The alternative approaches (2) and (3) are similar.

Approach (2) has the advantage of guaranteeing less garbage left on the storage nodes at the expense of requiring more network traffic.

Approach (3) requires less network traffic, but it may not require less computation considering that we may need to encrypt the data sent through UDP.

Approach (3) may get rid of the satellite garbage faster.

Both approaches, (2) and (3), present the problem of increasing garbage on the satellite side.

Taking one of these approaches will require a study on how to keep the less amount of garbage as possible.

Implementation

(1) Storage nodes:

  1. Adapt protocol buffers definitions for delete operation. Satellite doesn't have to send order limits; it only has to send piece ID.
  2. Create a new endpoint to receive delete requests from the satellite.

(2) Satellite:

  1. Implement delete request logic with backpressure mechanism to only confirm the operation when certain amount of storage nodes confirm successful. It's like what we do for upload long-tail cancellations.

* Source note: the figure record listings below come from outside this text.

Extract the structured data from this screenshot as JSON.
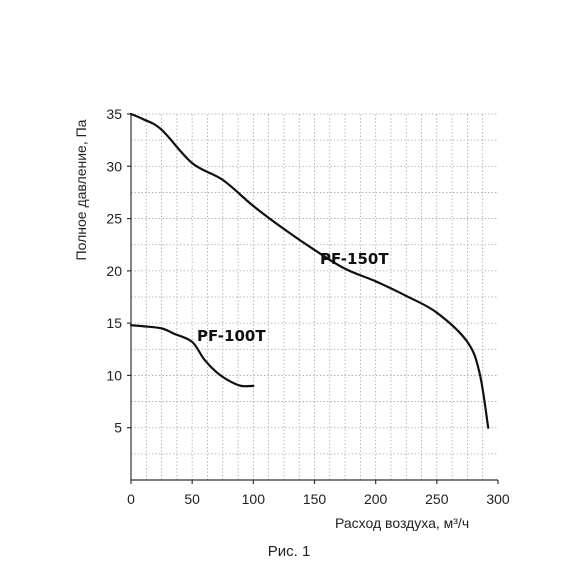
{
  "chart_data": {
    "type": "line",
    "title": "",
    "xlabel": "Расход воздуха, м³/ч",
    "ylabel": "Полное давление, Па",
    "xlim": [
      0,
      300
    ],
    "ylim": [
      0,
      35
    ],
    "x_ticks": [
      0,
      50,
      100,
      150,
      200,
      250,
      300
    ],
    "y_ticks": [
      5,
      10,
      15,
      20,
      25,
      30,
      35
    ],
    "grid": true,
    "series": [
      {
        "name": "PF-100T",
        "x": [
          0,
          10,
          25,
          35,
          50,
          60,
          70,
          80,
          90,
          100
        ],
        "y": [
          14.8,
          14.7,
          14.5,
          14.0,
          13.2,
          11.5,
          10.3,
          9.5,
          9.0,
          9.0
        ]
      },
      {
        "name": "PF-150T",
        "x": [
          0,
          10,
          25,
          50,
          75,
          100,
          125,
          150,
          175,
          200,
          225,
          250,
          275,
          285,
          292
        ],
        "y": [
          35.0,
          34.5,
          33.5,
          30.3,
          28.7,
          26.2,
          24.0,
          22.0,
          20.2,
          19.0,
          17.6,
          16.0,
          13.2,
          10.2,
          5.0
        ]
      }
    ],
    "caption": "Рис. 1"
  }
}
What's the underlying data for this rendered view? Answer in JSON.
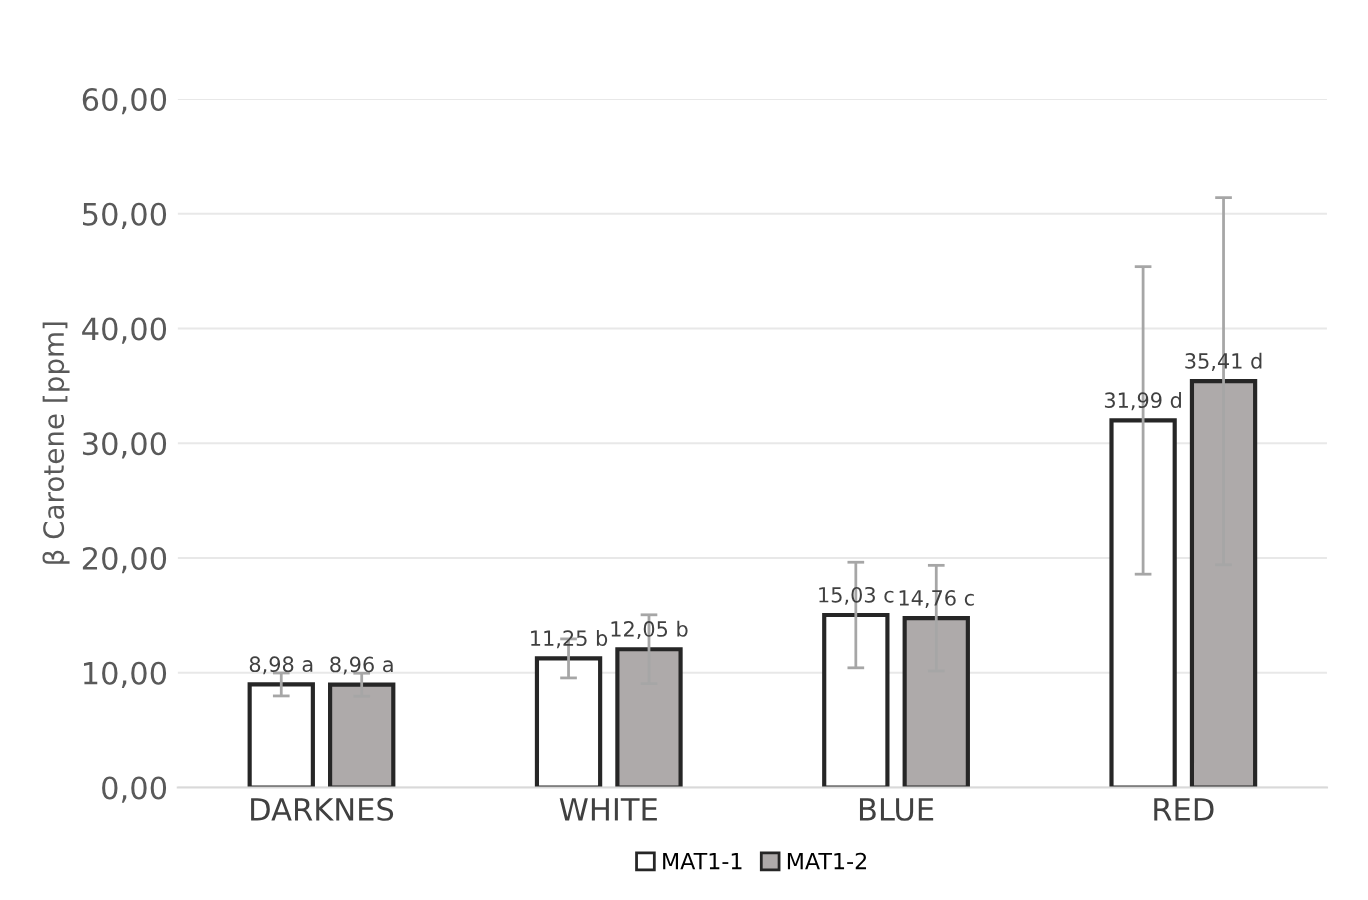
{
  "chart_data": {
    "type": "bar",
    "ylabel": "β Carotene [ppm]",
    "categories": [
      "DARKNES",
      "WHITE",
      "BLUE",
      "RED"
    ],
    "series": [
      {
        "name": "MAT1-1",
        "color": "#ffffff",
        "values": [
          8.98,
          11.25,
          15.03,
          31.99
        ],
        "errors": [
          1.0,
          1.7,
          4.6,
          13.4
        ],
        "value_labels": [
          "8,98 a",
          "11,25 b",
          "15,03 c",
          "31,99 d"
        ]
      },
      {
        "name": "MAT1-2",
        "color": "#aeaaaa",
        "values": [
          8.96,
          12.05,
          14.76,
          35.41
        ],
        "errors": [
          1.0,
          3.0,
          4.6,
          16.0
        ],
        "value_labels": [
          "8,96 a",
          "12,05 b",
          "14,76 c",
          "35,41 d"
        ]
      }
    ],
    "ylim": [
      0,
      60
    ],
    "yticks": [
      {
        "value": 0,
        "label": "0,00"
      },
      {
        "value": 10,
        "label": "10,00"
      },
      {
        "value": 20,
        "label": "20,00"
      },
      {
        "value": 30,
        "label": "30,00"
      },
      {
        "value": 40,
        "label": "40,00"
      },
      {
        "value": 50,
        "label": "50,00"
      },
      {
        "value": 60,
        "label": "60,00"
      }
    ],
    "grid": "y",
    "legend": "bottom"
  }
}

  2. Adapt protocol buffers definitions for delete operation. The current uplink RPC requests are:

     1. `BeginDeleteObject` - Retreives the _stream ID_.
     1. `ListSegments` - Uses _stream ID_  for retrieving the position index of all the segments.
     1. `BeginDeleteSegments` - Uses the _stream ID_ and position index for retrieving a list of _addressed order limits_.
    

    Because uplink won't send the delete requests to the storage nodes, the delete operation we can simplify it with one satellite request. The satellite will respond, with an empty body, when the deletion ends.

(3) Uplink:

  1. Change logic to not send delete requests to storage nodes.
  2. Uplink rm command will wait until satellite responds.

Considerations

If we plan to release the feature in several steps:

  1. Implement and independently release (1) and (2) without removing the logic of the current functionality.
  2. Implement and release (3).
  3. Announce when previous versions will stop to work properly.
  4. Remove and independently release the delete old logic from the storage node and satellite.

Open issues (if applicable)

  1. Should we track how much each storage node is storing extra due not sending deletes? For the storage nodes that accumulate too much garbage, we could send garbage collection request outside of the normal schedule.
  2. Discuss backward-incompatibility that we may introduce when adapting the protocol buffer definitions in the storage node and satellite side. Should we reuse the current definition as much as possible although it isn't ideal?
  3. How many storage nodes must confirm the deletion successful to allow the satellite to return a response to the uplink?